Blackbird’s $200m punt on this AI startup is its biggest investment ever

Entrepreneurs

Blackbird invested more than $200 million in Californian startup Baseten’s Series F, backing the Australian-founded AI infrastructure startup’s plan to drastically reduce the cost of AI deployment.
Baseten founders Phillip Howes, Tuhin Srivastava, Amir Haghighat and Pankaj Gupta. Credit: Baseten.
Key Takeaways
  • Blackbird has invested over $200 million in Baseten, its biggest ever single investment.
  • Baseten is a Californian startup with two Australians among its four founders.
  • The startup creates infrastructure that it says saves businesses money on AI compute and lets them retain data produced by customers using their software.
  • Baseten raised US$1.5 billion in its Series F, valuing it at US$13 billion. Blackbird also invested in its Series E earlier this year.

Blackbird has invested over $200 million in Californian AI startup Baseten’s Series F, a US$1.5 billion round ($2.15 billion) that values the company at US$13 billion ($18.5 billion), in what the Sydney VC says is its biggest ever single investment.

Baseten counts two Australians among its four founders, which Blackbird says fulfils its mandate to support Australian and New Zealand entrepreneurs – wherever their companies may be domiciled.

“Today the best companies need to be global from very early on, so the fact that it’s in California with Australian founders doesn’t change the logic too much,” Blackbird investor Tristan Edwards told Forbes Australia, noting that around 80 per cent of Baseten’s research team is Australian too.

The investment follows Blackbird participating in Baseten’s February Series E. The startup says it reduces the costs of enterprise AI through boosting the efficiency of inferencing – that is, accessing AI models hosted in data centres – and helping companies train open-source models for their specific operations rather than relying on more costly AI made by Big Tech.

Its pitch is well timed, considering the concerns spreading in some quarters around the rising cost of cutting-edge models developed by Anthropic and ChatGPT. Uber burned through a year’s worth of compute budget in four months in the most high profile example of the rising cost of tokens causing a rethink in how AI is applied. Baseten’s customers include Cursor, Notion and Australia’s Heidi Health.

Baseten’s revenue is up around 2,000 per cent in the past year, according to Blackbird. Net dollar retention, a SaaS metric that measures how much a company forecasts it’ll earn from existing customers, beat annual estimates in just a quarter.

“If they had met their milestones, we would have loved the company,” Edwards said of Blackbird’s decision to make its largest investment yet. “The fact that they beat them by three quarters is just incredible.”

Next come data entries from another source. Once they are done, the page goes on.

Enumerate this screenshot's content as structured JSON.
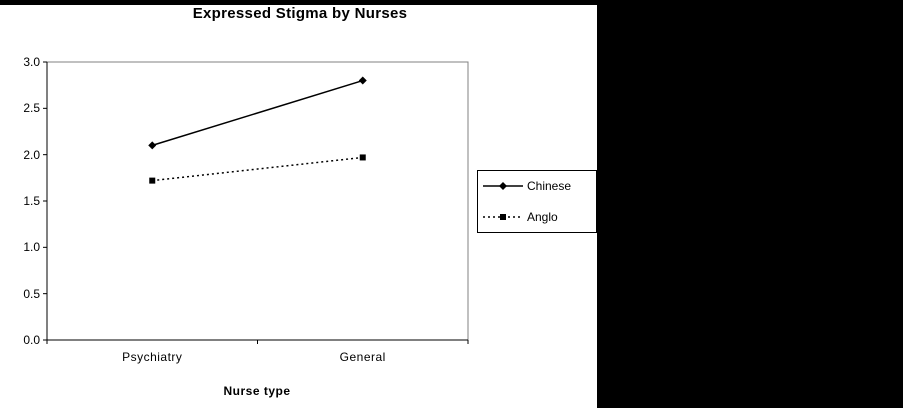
{
  "page": {
    "background": "#ffffff",
    "mask_color": "#000000",
    "line_color": "#000000",
    "plot_border_color": "#808080"
  },
  "chart_data": {
    "type": "line",
    "title": "Expressed Stigma by Nurses",
    "xlabel": "Nurse type",
    "ylabel": "",
    "categories": [
      "Psychiatry",
      "General"
    ],
    "series": [
      {
        "name": "Chinese",
        "values": [
          2.1,
          2.8
        ],
        "marker": "diamond",
        "line": "solid"
      },
      {
        "name": "Anglo",
        "values": [
          1.72,
          1.97
        ],
        "marker": "square",
        "line": "dotted"
      }
    ],
    "ylim": [
      0.0,
      3.0
    ],
    "yticks": [
      0.0,
      0.5,
      1.0,
      1.5,
      2.0,
      2.5,
      3.0
    ],
    "ytick_labels": [
      "0.0",
      "0.5",
      "1.0",
      "1.5",
      "2.0",
      "2.5",
      "3.0"
    ],
    "grid": false,
    "legend_position": "right"
  }
}
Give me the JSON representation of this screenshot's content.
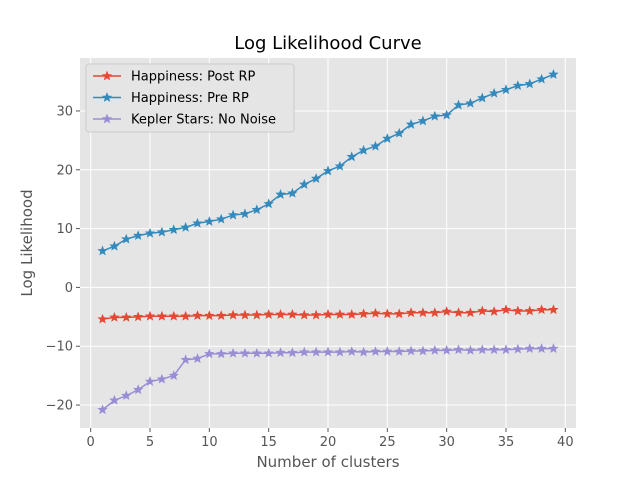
{
  "chart_data": {
    "type": "line",
    "title": "Log Likelihood Curve",
    "xlabel": "Number of clusters",
    "ylabel": "Log Likelihood",
    "xlim": [
      -0.9,
      40.9
    ],
    "ylim": [
      -23.9,
      39.0
    ],
    "xticks": [
      0,
      5,
      10,
      15,
      20,
      25,
      30,
      35,
      40
    ],
    "xtick_labels": [
      "0",
      "5",
      "10",
      "15",
      "20",
      "25",
      "30",
      "35",
      "40"
    ],
    "yticks": [
      -20,
      -10,
      0,
      10,
      20,
      30
    ],
    "ytick_labels": [
      "−20",
      "−10",
      "0",
      "10",
      "20",
      "30"
    ],
    "grid": true,
    "legend_position": "top-left",
    "marker": "star",
    "x": [
      1,
      2,
      3,
      4,
      5,
      6,
      7,
      8,
      9,
      10,
      11,
      12,
      13,
      14,
      15,
      16,
      17,
      18,
      19,
      20,
      21,
      22,
      23,
      24,
      25,
      26,
      27,
      28,
      29,
      30,
      31,
      32,
      33,
      34,
      35,
      36,
      37,
      38,
      39
    ],
    "series": [
      {
        "name": "Happiness: Post RP",
        "color": "#E24A33",
        "values": [
          -5.4,
          -5.1,
          -5.1,
          -5.0,
          -4.9,
          -4.9,
          -4.9,
          -4.9,
          -4.8,
          -4.8,
          -4.8,
          -4.7,
          -4.7,
          -4.7,
          -4.6,
          -4.6,
          -4.6,
          -4.7,
          -4.7,
          -4.6,
          -4.6,
          -4.6,
          -4.5,
          -4.4,
          -4.5,
          -4.5,
          -4.3,
          -4.3,
          -4.3,
          -4.1,
          -4.3,
          -4.3,
          -4.0,
          -4.1,
          -3.8,
          -4.0,
          -4.0,
          -3.8,
          -3.8
        ]
      },
      {
        "name": "Happiness: Pre RP",
        "color": "#348ABD",
        "values": [
          6.2,
          7.0,
          8.2,
          8.8,
          9.2,
          9.4,
          9.8,
          10.2,
          10.9,
          11.2,
          11.6,
          12.3,
          12.5,
          13.2,
          14.2,
          15.8,
          16.0,
          17.5,
          18.5,
          19.8,
          20.6,
          22.2,
          23.3,
          24.0,
          25.3,
          26.2,
          27.7,
          28.3,
          29.1,
          29.3,
          31.0,
          31.3,
          32.2,
          33.0,
          33.6,
          34.3,
          34.6,
          35.4,
          36.2
        ]
      },
      {
        "name": "Kepler Stars: No Noise",
        "color": "#988ED5",
        "values": [
          -20.8,
          -19.2,
          -18.4,
          -17.4,
          -16.0,
          -15.6,
          -15.0,
          -12.3,
          -12.1,
          -11.3,
          -11.3,
          -11.2,
          -11.2,
          -11.2,
          -11.2,
          -11.1,
          -11.1,
          -11.0,
          -11.0,
          -11.0,
          -11.0,
          -10.9,
          -11.0,
          -10.9,
          -10.9,
          -10.9,
          -10.8,
          -10.8,
          -10.7,
          -10.7,
          -10.6,
          -10.7,
          -10.6,
          -10.6,
          -10.6,
          -10.5,
          -10.4,
          -10.4,
          -10.4
        ]
      }
    ]
  }
}
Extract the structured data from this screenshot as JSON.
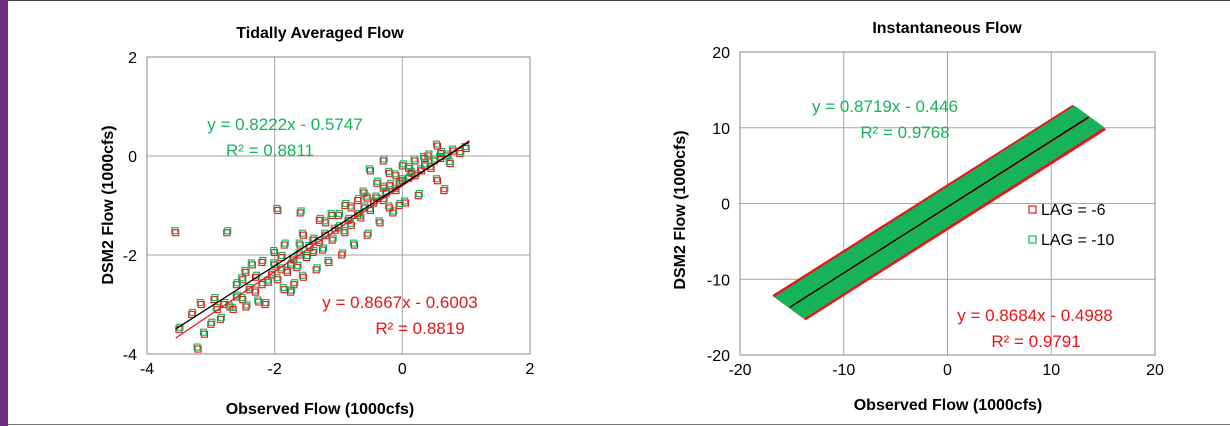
{
  "colors": {
    "red": "#e8151b",
    "green": "#16b35a",
    "fit": "#000000",
    "grid": "#a6a6a6"
  },
  "chart_data": [
    {
      "type": "scatter",
      "title": "Tidally Averaged Flow",
      "xlabel": "Observed Flow (1000cfs)",
      "ylabel": "DSM2 Flow (1000cfs)",
      "xlim": [
        -4,
        2
      ],
      "ylim": [
        -4,
        2
      ],
      "xticks": [
        "-4",
        "-2",
        "0",
        "2"
      ],
      "yticks": [
        "-4",
        "-2",
        "0",
        "2"
      ],
      "grid": true,
      "series": [
        {
          "color": "red",
          "slope": 0.8667,
          "intercept": -0.6003,
          "equation": "y = 0.8667x - 0.6003",
          "r2": "R² = 0.8819"
        },
        {
          "color": "green",
          "slope": 0.8222,
          "intercept": -0.5747,
          "equation": "y = 0.8222x - 0.5747",
          "r2": "R² = 0.8811"
        }
      ],
      "points": [
        [
          -3.55,
          -1.55
        ],
        [
          -2.75,
          -1.55
        ],
        [
          -1.95,
          -1.1
        ],
        [
          -1.6,
          -1.15
        ],
        [
          -3.2,
          -3.9
        ],
        [
          -3.5,
          -3.5
        ],
        [
          -3.1,
          -3.6
        ],
        [
          -3.0,
          -3.4
        ],
        [
          -2.9,
          -3.1
        ],
        [
          -2.8,
          -3.0
        ],
        [
          -2.7,
          -3.05
        ],
        [
          -2.6,
          -2.85
        ],
        [
          -2.5,
          -2.9
        ],
        [
          -2.4,
          -2.7
        ],
        [
          -2.3,
          -2.75
        ],
        [
          -2.2,
          -2.6
        ],
        [
          -2.1,
          -2.55
        ],
        [
          -2.05,
          -2.4
        ],
        [
          -1.95,
          -2.5
        ],
        [
          -1.9,
          -2.3
        ],
        [
          -1.8,
          -2.35
        ],
        [
          -1.75,
          -2.2
        ],
        [
          -1.7,
          -2.1
        ],
        [
          -1.65,
          -2.25
        ],
        [
          -1.6,
          -2.0
        ],
        [
          -1.5,
          -2.05
        ],
        [
          -1.45,
          -1.85
        ],
        [
          -1.4,
          -1.95
        ],
        [
          -1.3,
          -1.75
        ],
        [
          -1.25,
          -1.9
        ],
        [
          -1.2,
          -1.6
        ],
        [
          -1.1,
          -1.7
        ],
        [
          -1.05,
          -1.5
        ],
        [
          -1.0,
          -1.45
        ],
        [
          -0.9,
          -1.55
        ],
        [
          -0.85,
          -1.3
        ],
        [
          -0.8,
          -1.4
        ],
        [
          -0.7,
          -1.2
        ],
        [
          -0.65,
          -1.25
        ],
        [
          -0.6,
          -1.05
        ],
        [
          -0.5,
          -1.1
        ],
        [
          -0.45,
          -0.95
        ],
        [
          -0.4,
          -0.85
        ],
        [
          -0.3,
          -0.9
        ],
        [
          -0.25,
          -0.75
        ],
        [
          -0.2,
          -0.6
        ],
        [
          -0.1,
          -0.7
        ],
        [
          -0.05,
          -0.55
        ],
        [
          0.0,
          -0.5
        ],
        [
          0.1,
          -0.45
        ],
        [
          0.15,
          -0.35
        ],
        [
          0.2,
          -0.4
        ],
        [
          0.3,
          -0.3
        ],
        [
          0.35,
          -0.2
        ],
        [
          0.45,
          -0.25
        ],
        [
          0.5,
          -0.1
        ],
        [
          0.6,
          -0.05
        ],
        [
          0.7,
          0.0
        ],
        [
          0.8,
          0.1
        ],
        [
          0.9,
          0.05
        ],
        [
          1.0,
          0.15
        ],
        [
          -2.85,
          -3.3
        ],
        [
          -2.65,
          -3.1
        ],
        [
          -2.45,
          -3.05
        ],
        [
          -2.25,
          -2.95
        ],
        [
          -2.15,
          -3.0
        ],
        [
          -1.85,
          -2.7
        ],
        [
          -1.7,
          -2.6
        ],
        [
          -1.55,
          -2.45
        ],
        [
          -1.35,
          -2.3
        ],
        [
          -1.15,
          -2.15
        ],
        [
          -0.95,
          -2.0
        ],
        [
          -0.75,
          -1.8
        ],
        [
          -0.55,
          -1.6
        ],
        [
          -0.35,
          -1.35
        ],
        [
          -0.15,
          -1.15
        ],
        [
          0.05,
          -0.95
        ],
        [
          0.25,
          -0.8
        ],
        [
          -2.35,
          -2.2
        ],
        [
          -2.2,
          -2.15
        ],
        [
          -2.0,
          -1.95
        ],
        [
          -1.85,
          -1.8
        ],
        [
          -1.55,
          -1.6
        ],
        [
          -1.3,
          -1.3
        ],
        [
          -1.1,
          -1.2
        ],
        [
          -0.9,
          -1.0
        ],
        [
          -0.6,
          -0.75
        ],
        [
          -0.4,
          -0.55
        ],
        [
          -0.2,
          -0.35
        ],
        [
          0.0,
          -0.2
        ],
        [
          0.2,
          -0.1
        ],
        [
          0.4,
          0.0
        ],
        [
          0.55,
          -0.5
        ],
        [
          0.65,
          -0.7
        ],
        [
          -0.5,
          -0.3
        ],
        [
          -0.3,
          -0.1
        ],
        [
          -2.5,
          -2.5
        ],
        [
          -2.6,
          -2.6
        ],
        [
          -2.45,
          -2.35
        ],
        [
          -2.3,
          -2.45
        ],
        [
          -2.0,
          -2.2
        ],
        [
          -1.9,
          -2.05
        ],
        [
          -1.6,
          -1.8
        ],
        [
          -1.4,
          -1.7
        ],
        [
          -1.2,
          -1.35
        ],
        [
          -1.0,
          -1.2
        ],
        [
          -0.8,
          -1.05
        ],
        [
          -0.7,
          -0.9
        ],
        [
          -0.55,
          -0.85
        ],
        [
          -0.3,
          -0.65
        ],
        [
          -0.1,
          -0.4
        ],
        [
          0.1,
          -0.25
        ],
        [
          0.35,
          -0.05
        ],
        [
          0.6,
          0.05
        ],
        [
          0.75,
          -0.15
        ],
        [
          -3.3,
          -3.2
        ],
        [
          -3.15,
          -3.0
        ],
        [
          -2.95,
          -2.9
        ],
        [
          0.55,
          0.2
        ],
        [
          -0.05,
          -1.0
        ],
        [
          -0.2,
          -1.05
        ],
        [
          -1.75,
          -2.75
        ]
      ]
    },
    {
      "type": "scatter",
      "title": "Instantaneous Flow",
      "xlabel": "Observed Flow (1000cfs)",
      "ylabel": "DSM2 Flow (1000cfs)",
      "xlim": [
        -20,
        20
      ],
      "ylim": [
        -20,
        20
      ],
      "xticks": [
        "-20",
        "-10",
        "0",
        "10",
        "20"
      ],
      "yticks": [
        "-20",
        "-10",
        "0",
        "10",
        "20"
      ],
      "grid": true,
      "legend": {
        "position": "right",
        "entries": [
          "LAG = -6",
          "LAG = -10"
        ]
      },
      "series": [
        {
          "name": "LAG = -6",
          "color": "red",
          "slope": 0.8684,
          "intercept": -0.4988,
          "equation": "y = 0.8684x - 0.4988",
          "r2": "R² = 0.9791"
        },
        {
          "name": "LAG = -10",
          "color": "green",
          "slope": 0.8719,
          "intercept": -0.446,
          "equation": "y = 0.8719x - 0.446",
          "r2": "R² = 0.9768"
        }
      ]
    }
  ]
}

Blackbird’s big bet earned it participating investor status in the round, which was led by Spark Capital (US$15 billion in assets under management), Altimeter Capital (US$6.75 billion) and early-stage VC Conviction.

“For the first time, Blackbird has invested >$200 million in a single round,” Blackbird partner and co-founder Niki Scevak wrote in an X post. “For the greats of the AI application layer, open source models have turned negative gross margins into positive ones and offer a longer-term pathway into outcompeting Anthropic/OpenAI.”

Though Baseten is very much a Californian startup, two of its four co-founders are Australian. Chief executive Tuhin Srivastava moved to the US after high school to study finance, and is an alumnus of Macquarie after an investment banking stint at the Millionaire Factory’s New York office. Meanwhile chief scientist Phillip Howes got a PhD from the University of Sydney before moving to San Francisco in 2013.

The pair previously co-founded Shape, a data analytics startup that was acquired by Reflektive in 2018 and which Blackbird also backed. Srivastava remains connected to Sydney’s startup scene in his capacity as Venture Partner at Athletic Ventures.